Il est mince et porte un turban élégamment noué autour de la tète.
Il porte une barbe courte, précisément taillée qui de ce fait ne dissimule presque rien des traits arides, sculptés par le temps, de celui qui me regarde à peine comme figé dans une noblesse à moi inaccessible.
C’est vers son fils que je me tourne lui qui m’a déjà, dans un regard que j’ai depuis longtemps appris à identifier, signifié la nécessite de s’adresser directement à lui.
D’après les indications portées sur mon carnet de rendez-vous il s’appelle…
Non, c’est vrai, ça je n’ai pas le droit de vous l’écrire.
Alors je vais l’appeler H ne serait-ce que parce que ce procédé est plus simple dès lors que je vous écris quelques mots à son sujet.
L’histoire de H, a commencé au moment même où finissait celle de la guerre d’Algérie, par un événement brutal qui a conditionné tout le reste jusqu’au moment présent.
H était alors un soldat, un soldat français, c’est à dire pas vraiment dans le camp des gagnants.
Lors de la retraite des troupes française il est monté dans un camion avec les autres, comme on suit un ordre.
Sauf que son lieutenant lui en avait reçu d’autres des ordres, dont celui de faire en sorte qu’H et les autres algériens d’origine n’arrivent pas jusqu’au port.
Alors H a obéi une fois de plus lorsqu’on l’a fait descendre du camion avant de le laisser sur un bord de route.
Son fils m’a décrit ce qui lui est arrivé ensuite, mais je ne suis pas tout à fait certain de vouloir vous retranscrire ce récit où il était question de coups, de jambes amputées, de condamnation et de travaux forcés.
J’ai sous les yeux l’extrait des services qu’H a récemment pu obtenir du ministère francais de la défense outre une « carte du combattant ».
Il mentionne sobrement que celui-ci a été « libéré et renvoyé dans ses foyers en permission » puis « rayé des contrôles » le lendemain.
Elle est étrange cette syntaxe militaire qui confond, cynique, abandon et libération.
H n’est rentré en France qu’en 2006, ou ses enfants l’attendaient déjà.
Il souhaite à présent récupérer son dû et obtenir la réintégration dans la nationalité française.
Il s’agit d’une procédure spécifique qui permet à un étranger qui a possédé la nationalité française de la retrouver pour l’avenir.
Seulement la loi prévoit deux modes de réintégration dans la nationalité francaise :
- la reintégration par déclaration (de la comptétence du tribunal d’instance)

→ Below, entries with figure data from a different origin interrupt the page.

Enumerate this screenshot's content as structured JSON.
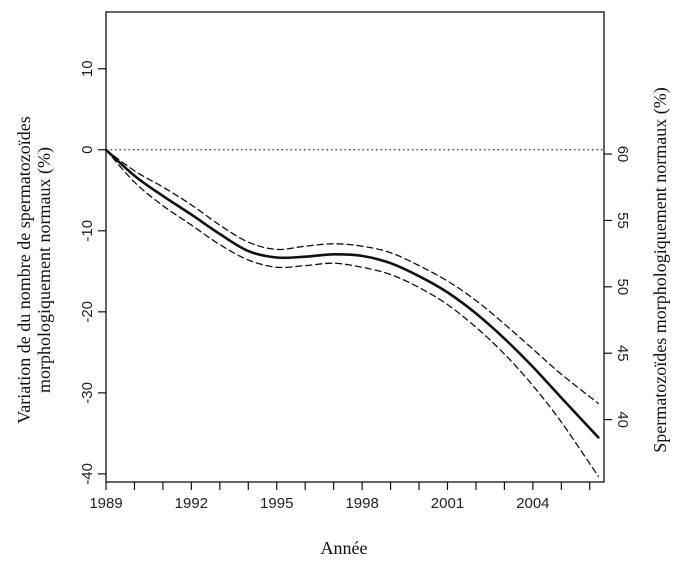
{
  "chart_data": {
    "type": "line",
    "title": "",
    "xlabel": "Année",
    "ylabel_left": [
      "Variation de du nombre de spermatozoïdes",
      "morphologiquement normaux (%)"
    ],
    "ylabel_right": "Spermatozoïdes morphologiquement normaux (%)",
    "xlim": [
      1989,
      2006.5
    ],
    "ylim_left": [
      -41,
      17
    ],
    "ylim_right": [
      35.3,
      70.7
    ],
    "x_ticks": [
      1989,
      1992,
      1995,
      1998,
      2001,
      2004
    ],
    "x_minor_ticks": [
      1989,
      1990,
      1991,
      1992,
      1993,
      1994,
      1995,
      1996,
      1997,
      1998,
      1999,
      2000,
      2001,
      2002,
      2003,
      2004,
      2005,
      2006
    ],
    "y_ticks_left": [
      10,
      0,
      -10,
      -20,
      -30,
      -40
    ],
    "y_ticks_right": [
      60,
      55,
      50,
      45,
      40
    ],
    "reference_line": {
      "y": 0,
      "style": "dotted"
    },
    "series": [
      {
        "style": "solid",
        "x": [
          1989,
          1990,
          1991,
          1992,
          1993,
          1994,
          1995,
          1996,
          1997,
          1998,
          1999,
          2000,
          2001,
          2002,
          2003,
          2004,
          2005,
          2006.3
        ],
        "y": [
          0,
          -3.2,
          -5.7,
          -8.0,
          -10.4,
          -12.5,
          -13.3,
          -13.2,
          -12.9,
          -13.1,
          -14.0,
          -15.6,
          -17.6,
          -20.2,
          -23.3,
          -26.8,
          -30.6,
          -35.5
        ]
      },
      {
        "style": "dashed",
        "x": [
          1989,
          1990,
          1991,
          1992,
          1993,
          1994,
          1995,
          1996,
          1997,
          1998,
          1999,
          2000,
          2001,
          2002,
          2003,
          2004,
          2005,
          2006.3
        ],
        "y": [
          0,
          -2.6,
          -4.6,
          -6.8,
          -9.3,
          -11.4,
          -12.3,
          -11.9,
          -11.6,
          -11.9,
          -12.7,
          -14.3,
          -16.2,
          -18.6,
          -21.5,
          -24.6,
          -27.7,
          -31.3
        ]
      },
      {
        "style": "dashed",
        "x": [
          1989,
          1990,
          1991,
          1992,
          1993,
          1994,
          1995,
          1996,
          1997,
          1998,
          1999,
          2000,
          2001,
          2002,
          2003,
          2004,
          2005,
          2006.3
        ],
        "y": [
          0,
          -4.0,
          -6.9,
          -9.3,
          -11.7,
          -13.6,
          -14.5,
          -14.3,
          -14.0,
          -14.5,
          -15.4,
          -17.0,
          -19.1,
          -21.9,
          -25.2,
          -29.1,
          -33.6,
          -40.3
        ]
      }
    ]
  }
}
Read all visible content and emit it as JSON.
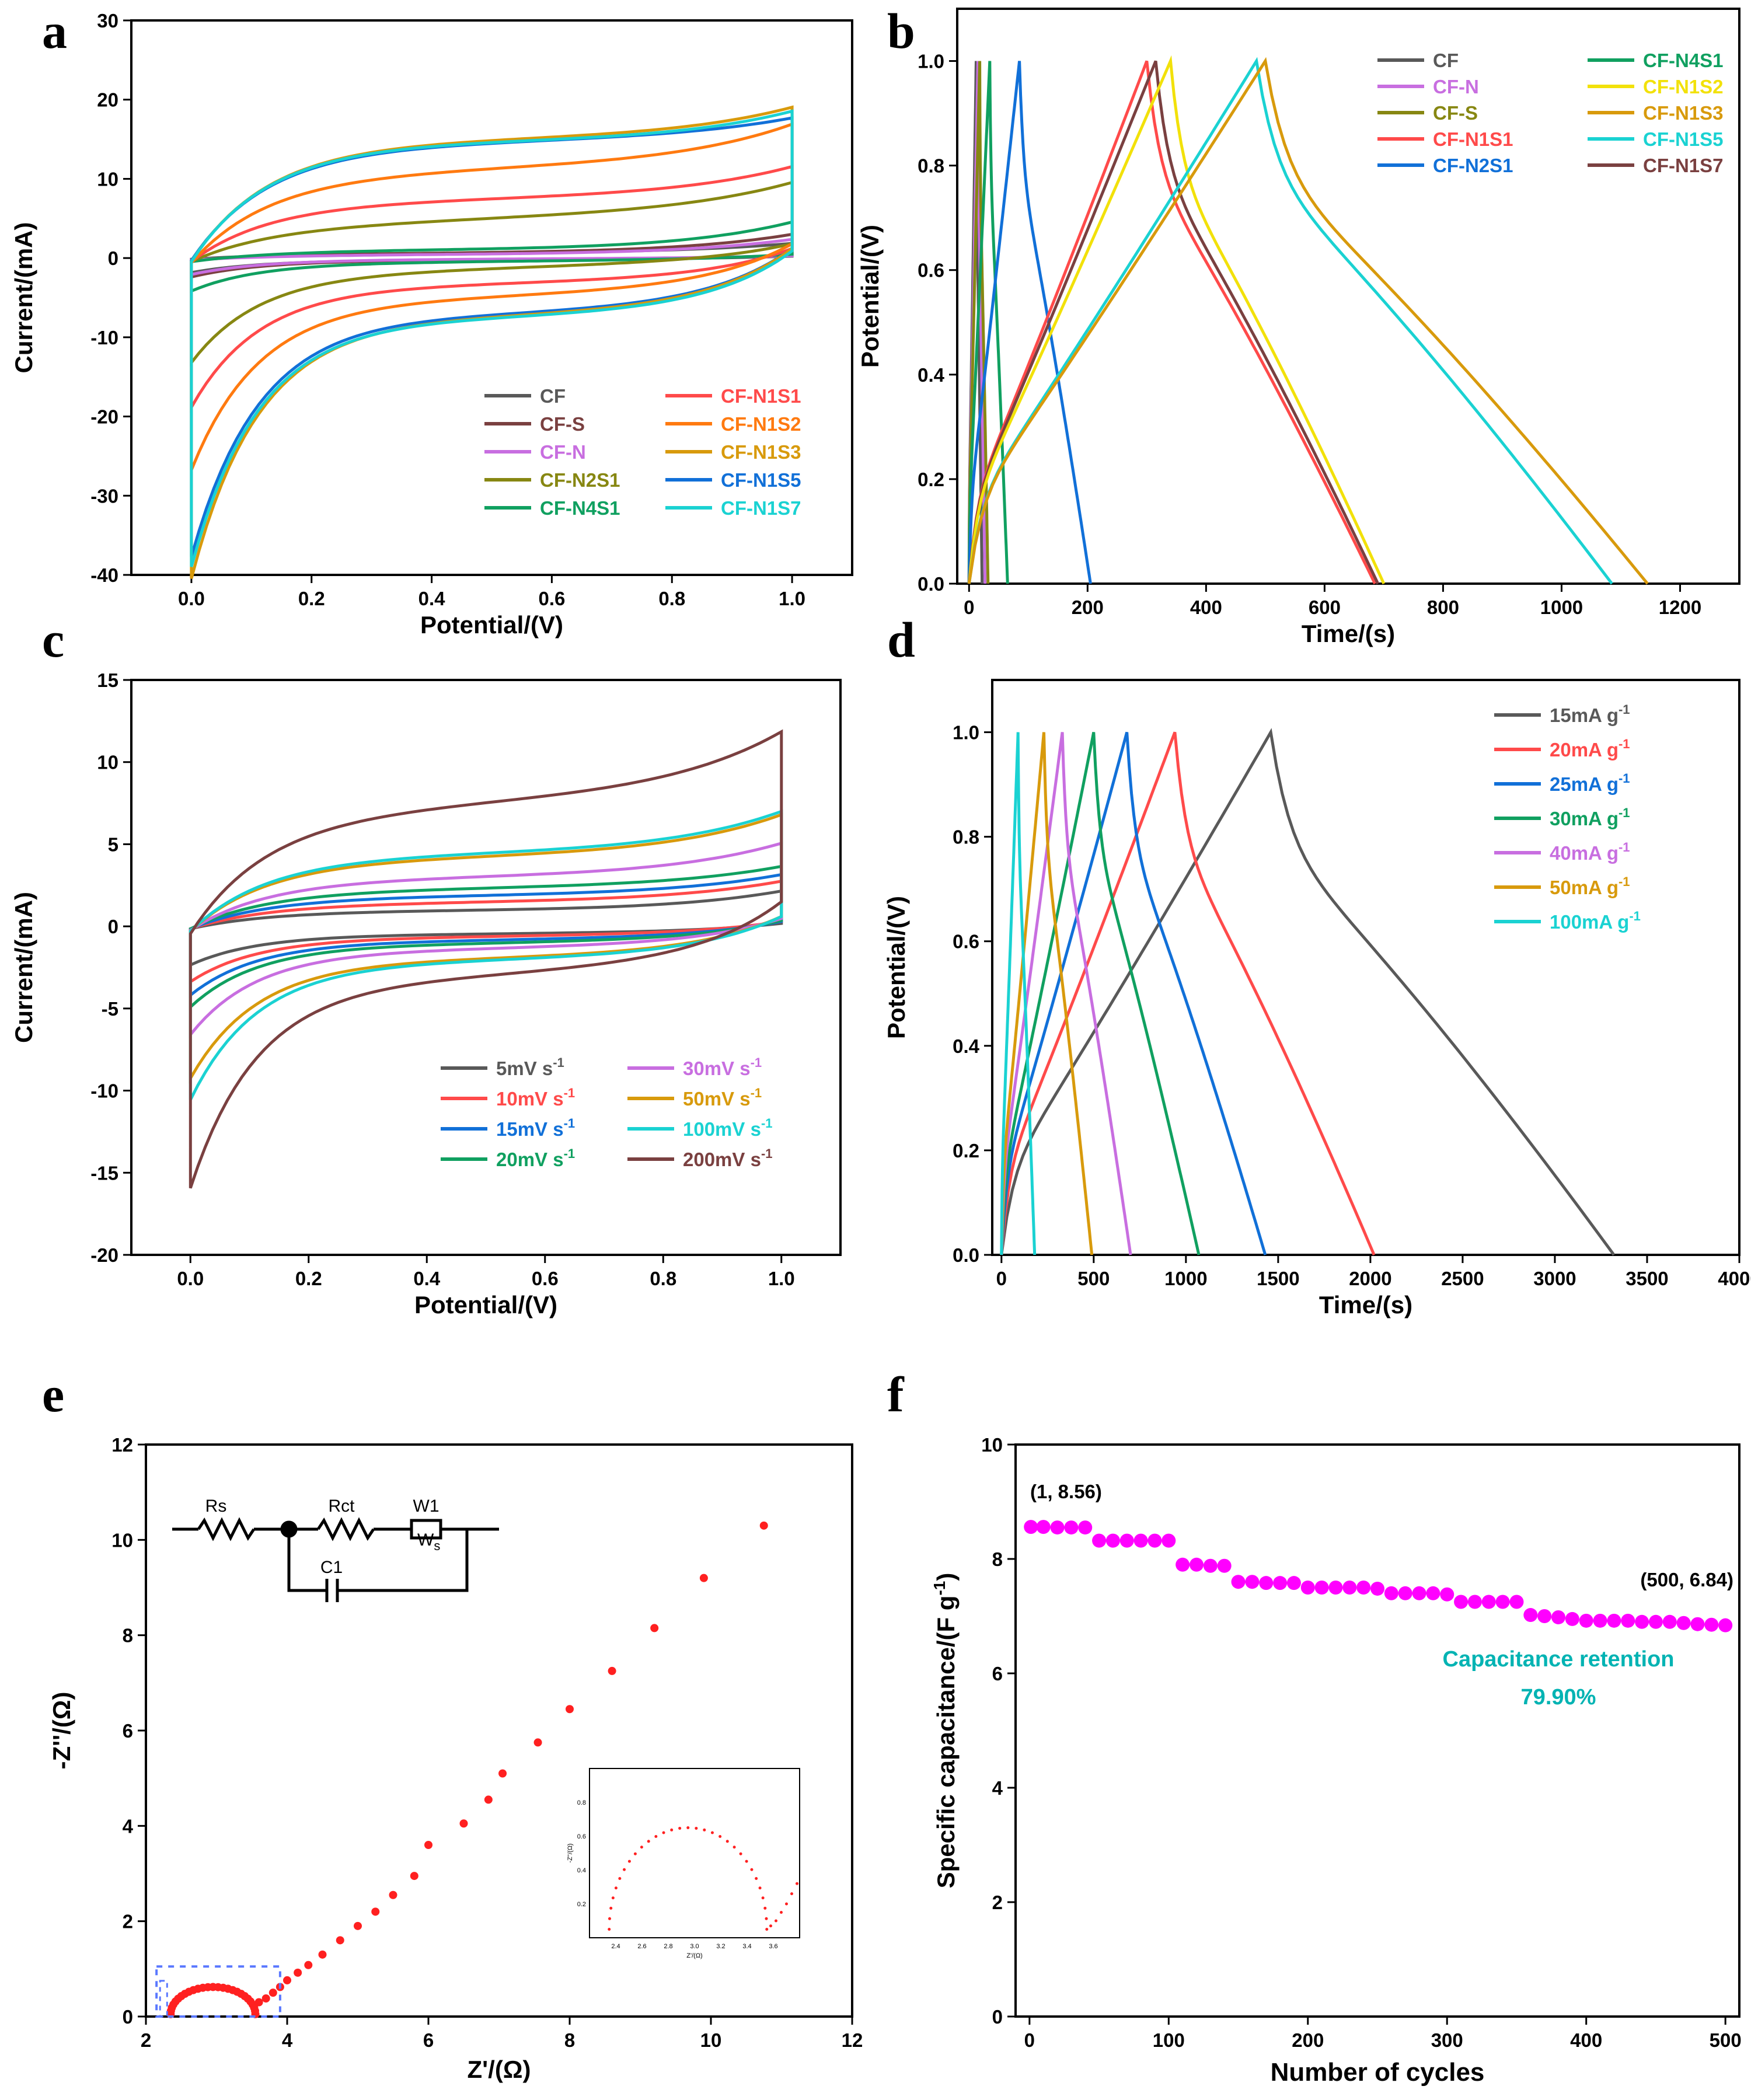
{
  "figure": {
    "panels": [
      {
        "id": "a",
        "type": "line",
        "xlabel": "Potential/(V)",
        "ylabel": "Current/(mA)",
        "xlim": [
          -0.1,
          1.1
        ],
        "ylim": [
          -40,
          30
        ],
        "xticks": [
          0.0,
          0.2,
          0.4,
          0.6,
          0.8,
          1.0
        ],
        "xtick_labels": [
          "0.0",
          "0.2",
          "0.4",
          "0.6",
          "0.8",
          "1.0"
        ],
        "yticks": [
          -40,
          -30,
          -20,
          -10,
          0,
          10,
          20,
          30
        ],
        "ytick_labels": [
          "-40",
          "-30",
          "-20",
          "-10",
          "0",
          "10",
          "20",
          "30"
        ],
        "legend_position": "bottom-right",
        "legend": [
          {
            "label": "CF",
            "color": "#595959"
          },
          {
            "label": "CF-S",
            "color": "#7a4040"
          },
          {
            "label": "CF-N",
            "color": "#c86ee0"
          },
          {
            "label": "CF-N2S1",
            "color": "#878712"
          },
          {
            "label": "CF-N4S1",
            "color": "#10a060"
          },
          {
            "label": "CF-N1S1",
            "color": "#ff4a4a"
          },
          {
            "label": "CF-N1S2",
            "color": "#ff7a10"
          },
          {
            "label": "CF-N1S3",
            "color": "#d89a0c"
          },
          {
            "label": "CF-N1S5",
            "color": "#1170d8"
          },
          {
            "label": "CF-N1S7",
            "color": "#1ad2d2"
          }
        ],
        "cv_loops": [
          {
            "color": "#595959",
            "a": 1.5,
            "i0": 0.6,
            "r": 1.2,
            "b": 0.5,
            "s": 0.4
          },
          {
            "color": "#7a4040",
            "a": 2.0,
            "i0": 0.7,
            "r": 1.5,
            "b": 1.0,
            "s": 0.6
          },
          {
            "color": "#c86ee0",
            "a": 1.8,
            "i0": 0.5,
            "r": 1.5,
            "b": 0.8,
            "s": 0.5
          },
          {
            "color": "#10a060",
            "a": 3.5,
            "i0": 1.2,
            "r": 2.5,
            "b": 1.5,
            "s": 0.8
          },
          {
            "color": "#878712",
            "a": 11,
            "i0": 4.0,
            "r": 8.0,
            "b": 1.5,
            "s": 3.0
          },
          {
            "color": "#ff4a4a",
            "a": 15,
            "i0": 7.0,
            "r": 10.0,
            "b": 1.5,
            "s": 2.0
          },
          {
            "color": "#ff7a10",
            "a": 21,
            "i0": 10.5,
            "r": 8.0,
            "b": 2.0,
            "s": 3.0
          },
          {
            "color": "#1170d8",
            "a": 30,
            "i0": 14.0,
            "r": 5.0,
            "b": 1.0,
            "s": 2.0
          },
          {
            "color": "#d89a0c",
            "a": 32.5,
            "i0": 14.5,
            "r": 5.0,
            "b": 1.5,
            "s": 2.0
          },
          {
            "color": "#1ad2d2",
            "a": 31,
            "i0": 14.5,
            "r": 5.0,
            "b": 1.5,
            "s": 1.5
          }
        ]
      },
      {
        "id": "b",
        "type": "line",
        "xlabel": "Time/(s)",
        "ylabel": "Potential/(V)",
        "xlim": [
          -20,
          1300
        ],
        "ylim": [
          0,
          1.1
        ],
        "xticks": [
          0,
          200,
          400,
          600,
          800,
          1000,
          1200
        ],
        "xtick_labels": [
          "0",
          "200",
          "400",
          "600",
          "800",
          "1000",
          "1200"
        ],
        "yticks": [
          0.0,
          0.2,
          0.4,
          0.6,
          0.8,
          1.0
        ],
        "ytick_labels": [
          "0.0",
          "0.2",
          "0.4",
          "0.6",
          "0.8",
          "1.0"
        ],
        "legend_position": "top-right",
        "legend": [
          {
            "label": "CF",
            "color": "#595959"
          },
          {
            "label": "CF-N",
            "color": "#c86ee0"
          },
          {
            "label": "CF-S",
            "color": "#878712"
          },
          {
            "label": "CF-N1S1",
            "color": "#ff4a4a"
          },
          {
            "label": "CF-N2S1",
            "color": "#1170d8"
          },
          {
            "label": "CF-N4S1",
            "color": "#10a060"
          },
          {
            "label": "CF-N1S2",
            "color": "#f2e10a"
          },
          {
            "label": "CF-N1S3",
            "color": "#d89a0c"
          },
          {
            "label": "CF-N1S5",
            "color": "#1ad2d2"
          },
          {
            "label": "CF-N1S7",
            "color": "#7a4040"
          }
        ],
        "gcd_curves": [
          {
            "color": "#595959",
            "tc": 12,
            "td": 22
          },
          {
            "color": "#c86ee0",
            "tc": 15,
            "td": 27
          },
          {
            "color": "#878712",
            "tc": 18,
            "td": 32
          },
          {
            "color": "#10a060",
            "tc": 35,
            "td": 65
          },
          {
            "color": "#1170d8",
            "tc": 85,
            "td": 205
          },
          {
            "color": "#ff4a4a",
            "tc": 300,
            "td": 685
          },
          {
            "color": "#7a4040",
            "tc": 315,
            "td": 690
          },
          {
            "color": "#f2e10a",
            "tc": 340,
            "td": 700
          },
          {
            "color": "#1ad2d2",
            "tc": 485,
            "td": 1085
          },
          {
            "color": "#d89a0c",
            "tc": 500,
            "td": 1145
          }
        ]
      },
      {
        "id": "c",
        "type": "line",
        "xlabel": "Potential/(V)",
        "ylabel": "Current/(mA)",
        "xlim": [
          -0.1,
          1.1
        ],
        "ylim": [
          -20,
          15
        ],
        "xticks": [
          0.0,
          0.2,
          0.4,
          0.6,
          0.8,
          1.0
        ],
        "xtick_labels": [
          "0.0",
          "0.2",
          "0.4",
          "0.6",
          "0.8",
          "1.0"
        ],
        "yticks": [
          -20,
          -15,
          -10,
          -5,
          0,
          5,
          10,
          15
        ],
        "ytick_labels": [
          "-20",
          "-15",
          "-10",
          "-5",
          "0",
          "5",
          "10",
          "15"
        ],
        "legend_position": "bottom-right",
        "legend": [
          {
            "label": "5mV s",
            "sup": "-1",
            "color": "#595959"
          },
          {
            "label": "10mV s",
            "sup": "-1",
            "color": "#ff4a4a"
          },
          {
            "label": "15mV s",
            "sup": "-1",
            "color": "#1170d8"
          },
          {
            "label": "20mV s",
            "sup": "-1",
            "color": "#10a060"
          },
          {
            "label": "30mV s",
            "sup": "-1",
            "color": "#c86ee0"
          },
          {
            "label": "50mV s",
            "sup": "-1",
            "color": "#d89a0c"
          },
          {
            "label": "100mV s",
            "sup": "-1",
            "color": "#1ad2d2"
          },
          {
            "label": "200mV s",
            "sup": "-1",
            "color": "#7a4040"
          }
        ],
        "cv_loops": [
          {
            "color": "#595959",
            "a": 1.8,
            "i0": 1.0,
            "r": 1.0,
            "b": 0.5,
            "s": 0.3
          },
          {
            "color": "#ff4a4a",
            "a": 2.6,
            "i0": 1.4,
            "r": 1.2,
            "b": 0.5,
            "s": 0.5
          },
          {
            "color": "#1170d8",
            "a": 3.2,
            "i0": 1.8,
            "r": 1.2,
            "b": 0.5,
            "s": 0.5
          },
          {
            "color": "#10a060",
            "a": 3.7,
            "i0": 2.2,
            "r": 1.3,
            "b": 0.5,
            "s": 0.6
          },
          {
            "color": "#c86ee0",
            "a": 5.0,
            "i0": 2.9,
            "r": 1.5,
            "b": 0.8,
            "s": 0.8
          },
          {
            "color": "#d89a0c",
            "a": 7.0,
            "i0": 4.1,
            "r": 2.0,
            "b": 1.0,
            "s": 1.0
          },
          {
            "color": "#1ad2d2",
            "a": 8.2,
            "i0": 4.3,
            "r": 2.0,
            "b": 1.0,
            "s": 1.0
          },
          {
            "color": "#7a4040",
            "a": 12.2,
            "i0": 6.8,
            "r": 3.5,
            "b": 1.5,
            "s": 2.5
          }
        ]
      },
      {
        "id": "d",
        "type": "line",
        "xlabel": "Time/(s)",
        "ylabel": "Potential/(V)",
        "xlim": [
          -50,
          4000
        ],
        "ylim": [
          0,
          1.1
        ],
        "xticks": [
          0,
          500,
          1000,
          1500,
          2000,
          2500,
          3000,
          3500,
          4000
        ],
        "xtick_labels": [
          "0",
          "500",
          "1000",
          "1500",
          "2000",
          "2500",
          "3000",
          "3500",
          "4000"
        ],
        "yticks": [
          0.0,
          0.2,
          0.4,
          0.6,
          0.8,
          1.0
        ],
        "ytick_labels": [
          "0.0",
          "0.2",
          "0.4",
          "0.6",
          "0.8",
          "1.0"
        ],
        "legend_position": "top-right",
        "legend": [
          {
            "label": "15mA g",
            "sup": "-1",
            "color": "#595959"
          },
          {
            "label": "20mA g",
            "sup": "-1",
            "color": "#ff4a4a"
          },
          {
            "label": "25mA g",
            "sup": "-1",
            "color": "#1170d8"
          },
          {
            "label": "30mA g",
            "sup": "-1",
            "color": "#10a060"
          },
          {
            "label": "40mA g",
            "sup": "-1",
            "color": "#c86ee0"
          },
          {
            "label": "50mA g",
            "sup": "-1",
            "color": "#d89a0c"
          },
          {
            "label": "100mA g",
            "sup": "-1",
            "color": "#1ad2d2"
          }
        ],
        "gcd_curves": [
          {
            "color": "#595959",
            "tc": 1460,
            "td": 3320
          },
          {
            "color": "#ff4a4a",
            "tc": 940,
            "td": 2020
          },
          {
            "color": "#1170d8",
            "tc": 680,
            "td": 1430
          },
          {
            "color": "#10a060",
            "tc": 500,
            "td": 1070
          },
          {
            "color": "#c86ee0",
            "tc": 330,
            "td": 700
          },
          {
            "color": "#d89a0c",
            "tc": 230,
            "td": 490
          },
          {
            "color": "#1ad2d2",
            "tc": 90,
            "td": 180
          }
        ]
      },
      {
        "id": "e",
        "type": "scatter",
        "xlabel": "Z'/(Ω)",
        "ylabel": "-Z''/(Ω)",
        "xlim": [
          2,
          12
        ],
        "ylim": [
          0,
          12
        ],
        "xticks": [
          2,
          4,
          6,
          8,
          10,
          12
        ],
        "xtick_labels": [
          "2",
          "4",
          "6",
          "8",
          "10",
          "12"
        ],
        "yticks": [
          0,
          2,
          4,
          6,
          8,
          10,
          12
        ],
        "ytick_labels": [
          "0",
          "2",
          "4",
          "6",
          "8",
          "10",
          "12"
        ],
        "series_color": "#ff2020",
        "nyquist": {
          "arc_start": 2.35,
          "arc_center": 2.95,
          "arc_radius": 0.6,
          "arc_min": 3.55,
          "line_points": [
            [
              3.6,
              0.3
            ],
            [
              3.7,
              0.38
            ],
            [
              3.8,
              0.5
            ],
            [
              3.9,
              0.62
            ],
            [
              4.0,
              0.76
            ],
            [
              4.15,
              0.92
            ],
            [
              4.3,
              1.08
            ],
            [
              4.5,
              1.3
            ],
            [
              4.75,
              1.6
            ],
            [
              5.0,
              1.9
            ],
            [
              5.25,
              2.2
            ],
            [
              5.5,
              2.55
            ],
            [
              5.8,
              2.95
            ],
            [
              6.0,
              3.6
            ],
            [
              6.5,
              4.05
            ],
            [
              6.85,
              4.55
            ],
            [
              7.05,
              5.1
            ],
            [
              7.55,
              5.75
            ],
            [
              8.0,
              6.45
            ],
            [
              8.6,
              7.25
            ],
            [
              9.2,
              8.15
            ],
            [
              9.9,
              9.2
            ],
            [
              10.75,
              10.3
            ]
          ]
        },
        "circuit_labels": {
          "rs": "Rs",
          "rct": "Rct",
          "w1": "W1",
          "ws": "W",
          "ws_sub": "s",
          "c1": "C1"
        },
        "inset": {
          "xlim": [
            2.2,
            3.8
          ],
          "ylim": [
            0,
            1.0
          ],
          "xtick_labels": [
            "2.4",
            "2.6",
            "2.8",
            "3.0",
            "3.2",
            "3.4",
            "3.6"
          ],
          "ytick_labels": [
            "0.2",
            "0.4",
            "0.6",
            "0.8"
          ],
          "xlabel": "Z'/(Ω)",
          "ylabel": "-Z''/(Ω)"
        }
      },
      {
        "id": "f",
        "type": "scatter",
        "xlabel": "Number of cycles",
        "ylabel": "Specific capacitance/(F g",
        "ylabel_sup": "-1",
        "ylabel_end": ")",
        "xlim": [
          -10,
          510
        ],
        "ylim": [
          0,
          10
        ],
        "xticks": [
          0,
          100,
          200,
          300,
          400,
          500
        ],
        "xtick_labels": [
          "0",
          "100",
          "200",
          "300",
          "400",
          "500"
        ],
        "yticks": [
          0,
          2,
          4,
          6,
          8,
          10
        ],
        "ytick_labels": [
          "0",
          "2",
          "4",
          "6",
          "8",
          "10"
        ],
        "series_color": "#ff00ff",
        "x": [
          1,
          10,
          20,
          30,
          40,
          50,
          60,
          70,
          80,
          90,
          100,
          110,
          120,
          130,
          140,
          150,
          160,
          170,
          180,
          190,
          200,
          210,
          220,
          230,
          240,
          250,
          260,
          270,
          280,
          290,
          300,
          310,
          320,
          330,
          340,
          350,
          360,
          370,
          380,
          390,
          400,
          410,
          420,
          430,
          440,
          450,
          460,
          470,
          480,
          490,
          500
        ],
        "values": [
          8.56,
          8.56,
          8.55,
          8.55,
          8.55,
          8.32,
          8.32,
          8.32,
          8.32,
          8.32,
          8.32,
          7.9,
          7.9,
          7.88,
          7.88,
          7.6,
          7.6,
          7.58,
          7.58,
          7.58,
          7.5,
          7.5,
          7.5,
          7.5,
          7.5,
          7.48,
          7.4,
          7.4,
          7.4,
          7.4,
          7.38,
          7.25,
          7.25,
          7.25,
          7.25,
          7.25,
          7.02,
          7.0,
          6.98,
          6.95,
          6.92,
          6.92,
          6.92,
          6.92,
          6.9,
          6.9,
          6.9,
          6.88,
          6.86,
          6.85,
          6.84
        ],
        "annotations": {
          "start": "(1, 8.56)",
          "end": "(500, 6.84)",
          "retention_label": "Capacitance retention",
          "retention_value": "79.90%",
          "retention_color": "#00b3b3"
        }
      }
    ]
  }
}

- la reintégration par decret (demande à déposer en préfecture)
Lorsque l’interressé remplit les conditions légales, la réintégration par déclaration est de droit.
L’administration n’a pas de pouvoir discrétionnaire.
A l’inverse, même si les conditions légales sont remplies l’administration peut refuser discrétionnairement de faire droit à la demande.
C’est ce dernier type de demande qu’H doit à présent déposer.
Lors d’un passage en préfecture le fonctionnaire de l’accueil a refusé de lui donner un formulaire de demande de réintégration sous le prétexte que sa demande était vouée à l’échec puisqu’il ne parle pas français, puisqu’il n’est pas suffisamment « intégré ».
Il s’agit pourtant d’un document accessible à tous que vous pouvez par exemple vous procurer via ce lien.
J’ai expliqué au fils comment déposer lui-même une demande ; ce qu’il a fait aujourd’hui même. .
Mon intervention ne sert à rien encore à ce stade.
Il m’a promis cependant de me tenir informé en cas d’échec ou de succès.
J’ai peur hélas que sa demande finisse aux oubliettes en ces temps où l’intégration à la communauté nationale est un thème si en vogue pour ceux qui nous gouvernent.
Je suis ému à présent, d’une manière bien difficile à exprimer.
Et j’ai la chance de savoir avec une infinie certitude que l’on peut être Francias dans son cœur. parler arabe, porter un turban et avoir vécu l’essentiel de sa vie hors de France.
Si H m’a convaincu sans peine, j’espère qu’il en fera autant face à chacun de ces hommes et de ces femmes qu’il ne manquera pas de rencontrer sur sa route.